DEUS É MUITO MAIS do que um pai de bom coração, que perdoa ao pecador quando regressa a casa. Deus é um pai que, movido por um amor pessoal e gratuito, procura o que se perdeu até o encontrar, como sucede com a ovelha e com a dracma perdida. O pai do filho pródigo não se limita a esperar em casa, mas corre ao seu encontro, lança-se-lhe ao pescoço e beija-o com ardor. Deus vem aos caminhos, a sua misericórdia é muito mais forte do que a nossa fraqueza. Por isso, toda a revelação bíblica é, de certo modo, a história de um Deus que nos quer convencer do seu amor. Quando nos sabemos amados desta maneira incondicional, essa convicção transforma-se em fonte de gozo e de alegria, é um trampolim que nos leva a transformar o dia a dia em ocasiões de também amar a Deus e aos outros. “Amati, amamus”, recordava S. Bernardo: amamos, porque somos amados.

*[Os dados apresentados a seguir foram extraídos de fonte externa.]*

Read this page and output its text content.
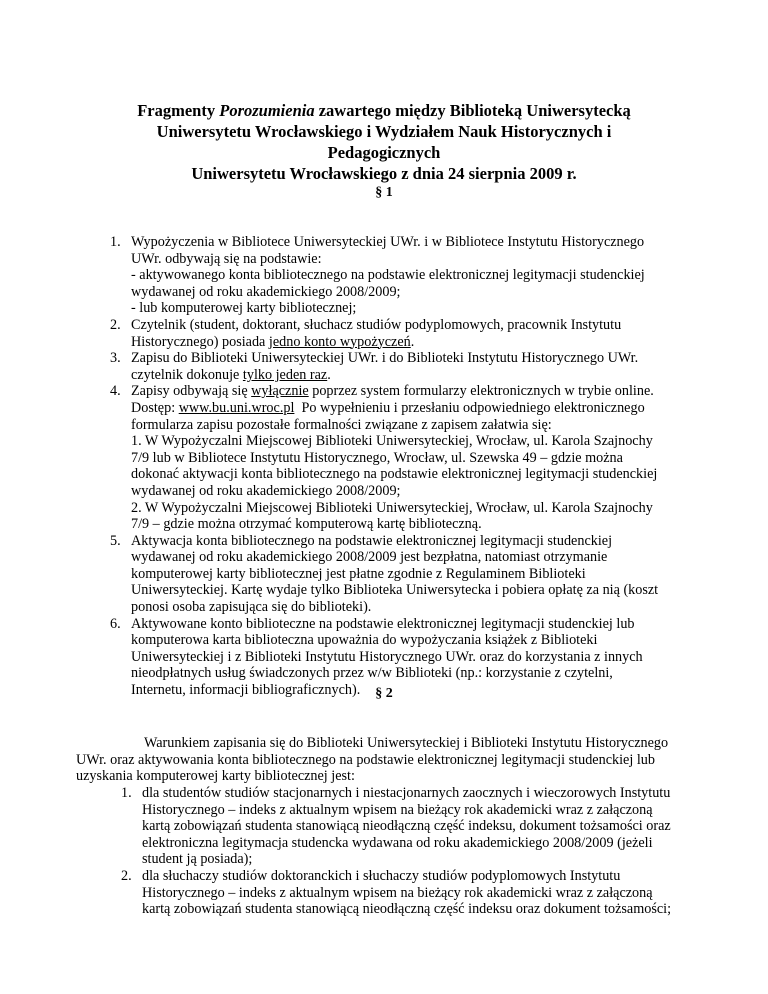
Fragmenty Porozumienia zawartego między Biblioteką Uniwersytecką
Uniwersytetu Wrocławskiego i Wydziałem Nauk Historycznych i Pedagogicznych
Uniwersytetu Wrocławskiego z dnia 24 sierpnia 2009 r.
§ 1
1. Wypożyczenia w Bibliotece Uniwersyteckiej UWr. i w Bibliotece Instytutu Historycznego
UWr. odbywają się na podstawie:
- aktywowanego konta bibliotecznego na podstawie elektronicznej legitymacji studenckiej
wydawanej od roku akademickiego 2008/2009;
- lub komputerowej karty bibliotecznej;
2. Czytelnik (student, doktorant, słuchacz studiów podyplomowych, pracownik Instytutu
Historycznego) posiada jedno konto wypożyczeń.
3. Zapisu do Biblioteki Uniwersyteckiej UWr. i do Biblioteki Instytutu Historycznego UWr.
czytelnik dokonuje tylko jeden raz.
4. Zapisy odbywają się wyłącznie poprzez system formularzy elektronicznych w trybie online.
Dostęp: www.bu.uni.wroc.pl  Po wypełnieniu i przesłaniu odpowiedniego elektronicznego
formularza zapisu pozostałe formalności związane z zapisem załatwia się:
1. W Wypożyczalni Miejscowej Biblioteki Uniwersyteckiej, Wrocław, ul. Karola Szajnochy
7/9 lub w Bibliotece Instytutu Historycznego, Wrocław, ul. Szewska 49 – gdzie można
dokonać aktywacji konta bibliotecznego na podstawie elektronicznej legitymacji studenckiej
wydawanej od roku akademickiego 2008/2009;
2. W Wypożyczalni Miejscowej Biblioteki Uniwersyteckiej, Wrocław, ul. Karola Szajnochy
7/9 – gdzie można otrzymać komputerową kartę biblioteczną.
5. Aktywacja konta bibliotecznego na podstawie elektronicznej legitymacji studenckiej
wydawanej od roku akademickiego 2008/2009 jest bezpłatna, natomiast otrzymanie
komputerowej karty bibliotecznej jest płatne zgodnie z Regulaminem Biblioteki
Uniwersyteckiej. Kartę wydaje tylko Biblioteka Uniwersytecka i pobiera opłatę za nią (koszt
ponosi osoba zapisująca się do biblioteki).
6. Aktywowane konto biblioteczne na podstawie elektronicznej legitymacji studenckiej lub
komputerowa karta biblioteczna upoważnia do wypożyczania książek z Biblioteki
Uniwersyteckiej i z Biblioteki Instytutu Historycznego UWr. oraz do korzystania z innych
nieodpłatnych usług świadczonych przez w/w Biblioteki (np.: korzystanie z czytelni,
Internetu, informacji bibliograficznych).	§ 2
Warunkiem zapisania się do Biblioteki Uniwersyteckiej i Biblioteki Instytutu Historycznego
UWr. oraz aktywowania konta bibliotecznego na podstawie elektronicznej legitymacji studenckiej lub
uzyskania komputerowej karty bibliotecznej jest:
1. dla studentów studiów stacjonarnych i niestacjonarnych zaocznych i wieczorowych Instytutu
Historycznego – indeks z aktualnym wpisem na bieżący rok akademicki wraz z załączoną
kartą zobowiązań studenta stanowiącą nieodłączną część indeksu, dokument tożsamości oraz
elektroniczna legitymacja studencka wydawana od roku akademickiego 2008/2009 (jeżeli
student ją posiada);
2. dla słuchaczy studiów doktoranckich i słuchaczy studiów podyplomowych Instytutu
Historycznego – indeks z aktualnym wpisem na bieżący rok akademicki wraz z załączoną
kartą zobowiązań studenta stanowiącą nieodłączną część indeksu oraz dokument tożsamości;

Mas este amor misericordioso de Deus não se impõe. O amor é, em todos os casos, um presente oferecido e que só pode aceitar-se com liberdade. Deste modo, o amor é, ao mesmo tempo, o que há de más forte e de mais débil. O filho pródigo, por exemplo, tem que refazer o caminho que o tinha afastado da casa paterna e aceitar o abraço do seu pai. «A misericórdia que Deus mostra deve impelir-nos sempre a voltar. Filhos – dizia S. Josemaria –, é melhor não sair nunca do Seu lado, não O abandonar; mas se alguma vez, por fraqueza humana, partirdes, regressai a correr. Ele recebe-nos sempre, como o pai do filho pródigo, com mais intensidade de amor»[9]. Podemos pedir a Maria, mãe de misericórdia, que não se canse nunca de volver a nós os seus olhos misericordiosos, para que nos ajude a regressar uma e outra vez a Deus Pai.

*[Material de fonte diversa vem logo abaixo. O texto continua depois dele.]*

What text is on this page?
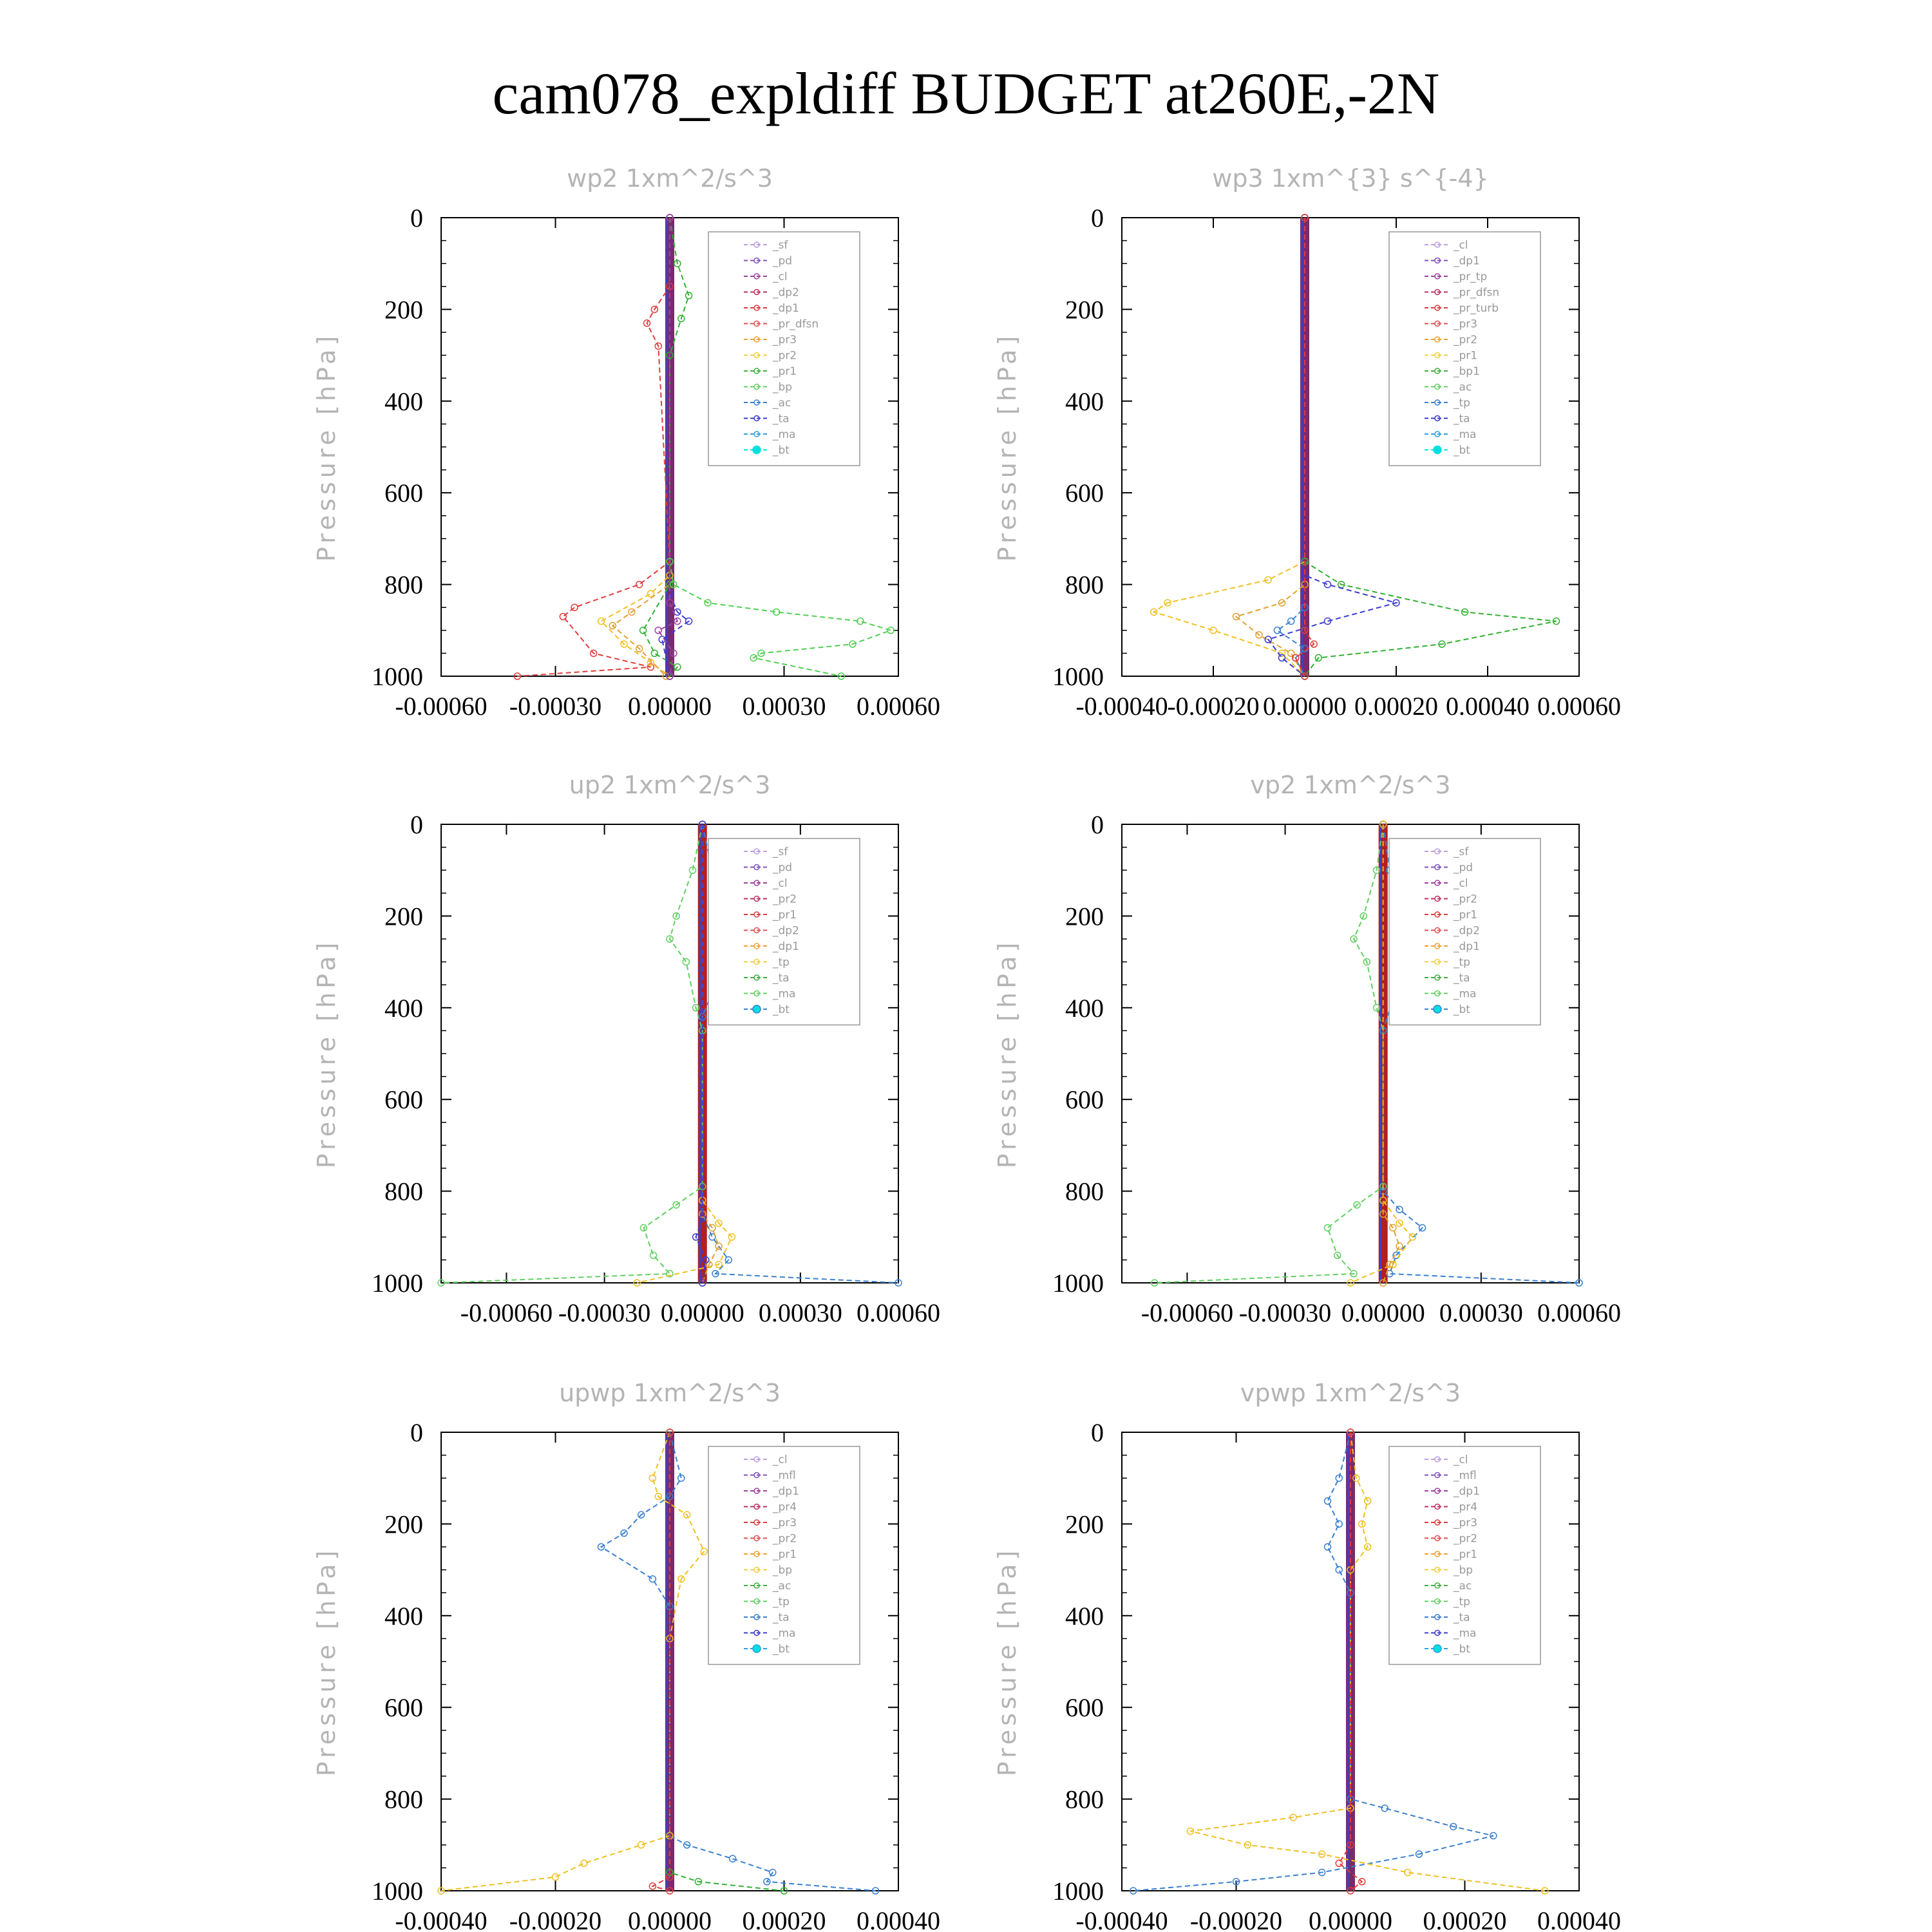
cam078_expldiff BUDGET at260E,-2N
0
200
400
600
800
1000
-0.00060 -0.00030 0.00000 0.00030 0.00060
wp2 1xm^2/s^3
Pressure [hPa]
_sf
_pd
_cl
_dp2
_dp1
_pr_dfsn
_pr3
_pr2
_pr1
_bp
_ac
_ta
_ma
_bt
0
200
400
600
800
1000
-0.00040
-0.00020 0.00000 0.00020 0.00040 0.00060
wp3 1xm^{3} s^{-4}
Pressure [hPa]
_cl
_dp1
_pr_tp
_pr_dfsn
_pr_turb
_pr3
_pr2
_pr1
_bp1
_ac
_tp
_ta
_ma
_bt
0
200
400
600
800
1000
-0.00060 -0.00030 0.00000 0.00030 0.00060
up2 1xm^2/s^3
Pressure [hPa]
_sf
_pd
_cl
_pr2
_pr1
_dp2
_dp1
_tp
_ta
_ma
_bt
0
200
400
600
800
1000
-0.00060 -0.00030 0.00000 0.00030 0.00060
vp2 1xm^2/s^3
Pressure [hPa]
_sf
_pd
_cl
_pr2
_pr1
_dp2
_dp1
_tp
_ta
_ma
_bt
0
200
400
600
800
1000
-0.00040 -0.00020 0.00000 0.00020 0.00040
upwp 1xm^2/s^3
Pressure [hPa]
_cl
_mfl
_dp1
_pr4
_pr3
_pr2
_pr1
_bp
_ac
_tp
_ta
_ma
_bt
0
200
400
600
800
1000
-0.00040 -0.00020 0.00000 0.00020 0.00040
vpwp 1xm^2/s^3
Pressure [hPa]
_cl
_mfl
_dp1
_pr4
_pr3
_pr2
_pr1
_bp
_ac
_tp
_ta
_ma
_bt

[1] S. João Paulo II, Dives in misericordia, n. 3.

[2] Francisco, Misericordiae vultus, n. 9.

[3] S. João Paulo II, Homilia, 16/09/2001.

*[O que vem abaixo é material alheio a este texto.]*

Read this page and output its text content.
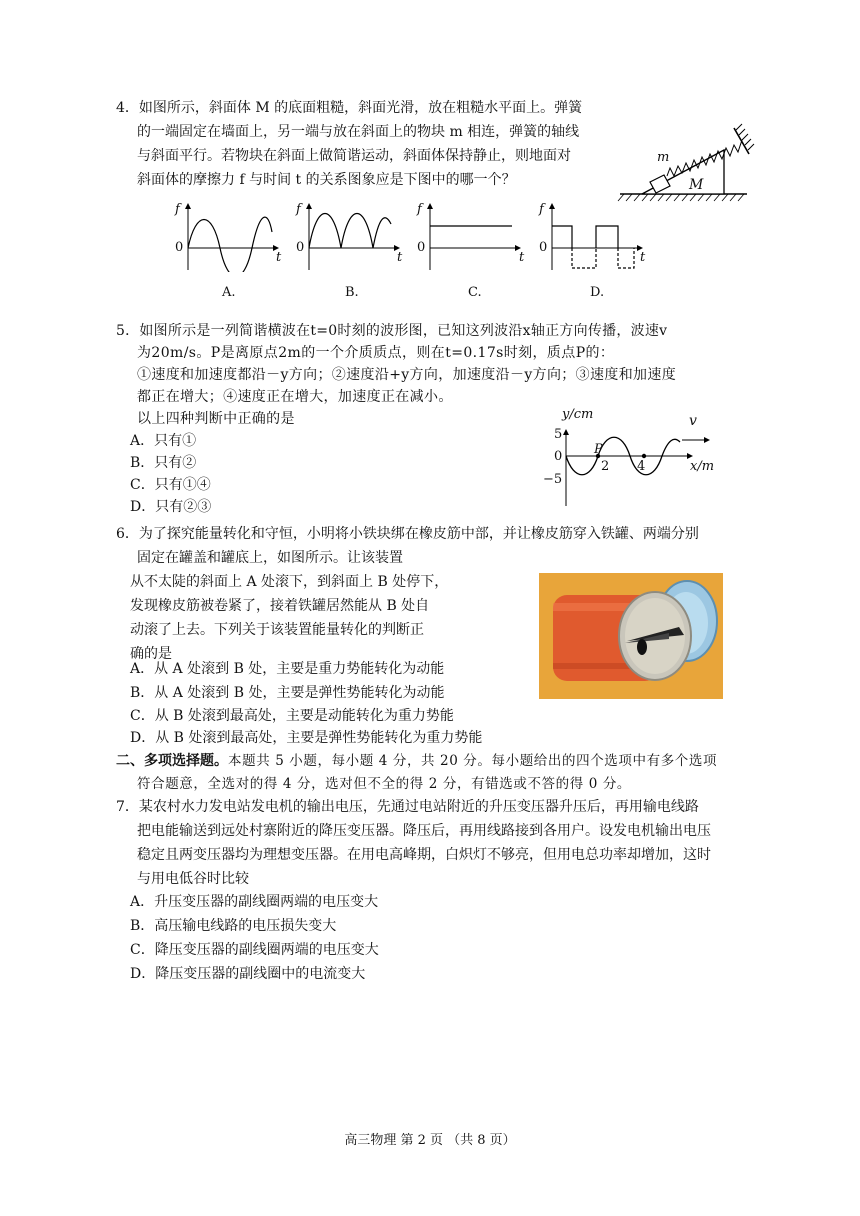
4．如图所示，斜面体 M 的底面粗糙，斜面光滑，放在粗糙水平面上。弹簧
的一端固定在墙面上，另一端与放在斜面上的物块 m 相连，弹簧的轴线
与斜面平行。若物块在斜面上做简谐运动，斜面体保持静止，则地面对
斜面体的摩擦力 f 与时间 t 的关系图象应是下图中的哪一个？
m
M
f
0
t
A.
f
0
t
B.
f
0
t
C.
f
0
t
D.
5．如图所示是一列简谐横波在t=0时刻的波形图，已知这列波沿x轴正方向传播，波速v
为20m/s。P是离原点2m的一个介质质点，则在t=0.17s时刻，质点P的：
①速度和加速度都沿－y方向；②速度沿+y方向，加速度沿－y方向；③速度和加速度
都正在增大；④速度正在增大，加速度正在减小。
以上四种判断中正确的是
A．只有①
B．只有②
C．只有①④
D．只有②③
y/cm	v
5
0
−5
P
2 4	x/m
6．为了探究能量转化和守恒，小明将小铁块绑在橡皮筋中部，并让橡皮筋穿入铁罐、两端分别
固定在罐盖和罐底上，如图所示。让该装置
从不太陡的斜面上 A 处滚下，到斜面上 B 处停下，
发现橡皮筋被卷紧了，接着铁罐居然能从 B 处自
动滚了上去。下列关于该装置能量转化的判断正
确的是
A．从 A 处滚到 B 处，主要是重力势能转化为动能
B．从 A 处滚到 B 处，主要是弹性势能转化为动能
C．从 B 处滚到最高处，主要是动能转化为重力势能
D．从 B 处滚到最高处，主要是弹性势能转化为重力势能
二、多项选择题。本题共 5 小题，每小题 4 分，共 20 分。每小题给出的四个选项中有多个选项
符合题意，全选对的得 4 分，选对但不全的得 2 分，有错选或不答的得 0 分。
7．某农村水力发电站发电机的输出电压，先通过电站附近的升压变压器升压后，再用输电线路
把电能输送到远处村寨附近的降压变压器。降压后，再用线路接到各用户。设发电机输出电压
稳定且两变压器均为理想变压器。在用电高峰期，白炽灯不够亮，但用电总功率却增加，这时
与用电低谷时比较
A．升压变压器的副线圈两端的电压变大
B．高压输电线路的电压损失变大
C．降压变压器的副线圈两端的电压变大
D．降压变压器的副线圈中的电流变大
高三物理 第 2 页 （共 8 页）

[4] Francisco, Misericordiae vultus, n. 9.

[5] S. Paulo VI, Homilia 23/06/1968.

[6] Concílio Vaticano II, Gaudium et spes, n. 19.

[7] Bento XVI, Homilia, 24/04/2005.

[8] S. Bernardo, Sermões sobre o Cântico dos Cânticos, Sermão 83.

[9] S. Josemaria, Notas de uma reunião familiar, 27/03/1972.